Rachel, représentant le monde révélé, donna naissance à Yosef et Binyamin, dont la mission consistait à se préserver des impuretés extérieures.
L’épreuve majeure de Yosef fut de résister à la tentation que représentait la femme de Potiphar. Il résista à cette épreuve pendant près d’un an, bien qu’il fût sur le point de céder vers la fin. Sa victoire dans cette épreuve ardue fut grandement récompensée : il reçut l’honneur d’engendrer deux tribus.
En tant que père de l’un des deux rois messianiques, Yosef transmet une sagesse essentielle sur la préservation de la brit milah, particulièrement cruciale pour les hommes. Rabbi Na’hman de Breslev enseigne que les efforts de Yosef donnent aux hommes la force nécessaire pour préserver leur propre brit milah.
À l’opposé, Léa enfanta six tribus : Reouven, Shimon, Lévi, Yehouda, Issakhar et Zevouloun. Parmi eux, Yehouda se distingua particulièrement, devenant l’ancêtre du roi David et du Messie final. Le rôle de David était de s’aventurer dans le monde, de mener les combats et de guider le peuple. Même les autres tribus jouaient des rôles importants, reflet de l’association de leur mère avec le monde caché.
Midrash sur les deux épouses d’Adam
Un Midrash fascinant suggère qu’avant ‘Hava (Ève), Adam eut une autre épouse, elle aussi nommée ‘Hava. Toutefois, sa sévérité et sa personnification du Jugement sans atténuation (Guevouroth) entraînèrent un conflit entre eux.
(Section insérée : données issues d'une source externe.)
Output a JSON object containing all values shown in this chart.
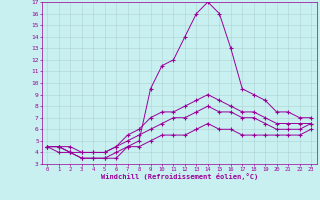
{
  "xlabel": "Windchill (Refroidissement éolien,°C)",
  "bg_color": "#c8f0f0",
  "line_color": "#990099",
  "grid_color": "#aacccc",
  "xlim": [
    -0.5,
    23.5
  ],
  "ylim": [
    3,
    17
  ],
  "xticks": [
    0,
    1,
    2,
    3,
    4,
    5,
    6,
    7,
    8,
    9,
    10,
    11,
    12,
    13,
    14,
    15,
    16,
    17,
    18,
    19,
    20,
    21,
    22,
    23
  ],
  "yticks": [
    3,
    4,
    5,
    6,
    7,
    8,
    9,
    10,
    11,
    12,
    13,
    14,
    15,
    16,
    17
  ],
  "series": [
    [
      4.5,
      4.0,
      4.0,
      3.5,
      3.5,
      3.5,
      3.5,
      4.5,
      5.0,
      9.5,
      11.5,
      12.0,
      14.0,
      16.0,
      17.0,
      16.0,
      13.0,
      9.5,
      9.0,
      8.5,
      7.5,
      7.5,
      7.0,
      7.0
    ],
    [
      4.5,
      4.5,
      4.5,
      4.0,
      4.0,
      4.0,
      4.5,
      5.5,
      6.0,
      7.0,
      7.5,
      7.5,
      8.0,
      8.5,
      9.0,
      8.5,
      8.0,
      7.5,
      7.5,
      7.0,
      6.5,
      6.5,
      6.5,
      6.5
    ],
    [
      4.5,
      4.5,
      4.0,
      4.0,
      4.0,
      4.0,
      4.5,
      5.0,
      5.5,
      6.0,
      6.5,
      7.0,
      7.0,
      7.5,
      8.0,
      7.5,
      7.5,
      7.0,
      7.0,
      6.5,
      6.0,
      6.0,
      6.0,
      6.5
    ],
    [
      4.5,
      4.5,
      4.0,
      3.5,
      3.5,
      3.5,
      4.0,
      4.5,
      4.5,
      5.0,
      5.5,
      5.5,
      5.5,
      6.0,
      6.5,
      6.0,
      6.0,
      5.5,
      5.5,
      5.5,
      5.5,
      5.5,
      5.5,
      6.0
    ]
  ]
}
Le différend atteignit un tel point qu’Adam, utilisant un Nom divin, la tua, ce qui la transforma en reine des démons, qui tente les hommes dans leur sommeil.
Son nom reste tabou afin de ne pas l’attirer, mais il s’agit de Lilith (à ne pas prononcer).
À la suite de cet événement, Hachem donna à Adam la seconde ‘Hava, celle mentionnée dans la Torah.
La reine des démons, en quête de réparation, se réincarna selon les enseignements de l’Arizal, sous la forme de Léa, afin d’accomplir son Tikkoun. Elle était destinée à épouser le méchant Esav, mais grâce à ses prières (Tefilah), elle changea son destin et devint l’épouse de Yaakov. Ses yeux affaiblis, résultat de ses prières, symbolisent sa lutte. Malgré cela, elle atteignit un niveau spirituel plus élevé que sa sœur, tout comme la reine des démons possédait une élévation spirituelle supérieure à celle de ‘Hava, parvenant ainsi à réaliser pleinement son potentiel.
En essence, les récits de Rachel et Léa dans la Torah dévoilent des dimensions bien plus profondes que ce que l’on perçoit à première vue, illustrant l’incroyable profondeur de la sagesse divine.
Même si nous n’en saisissons qu’un fragment, cette sagesse suffit à nourrir la méditation et l’inspiration, nous guidant dans notre Avodat Hachem et nous rappelant que la Torah est infiniment plus que ce que les yeux peuvent voir.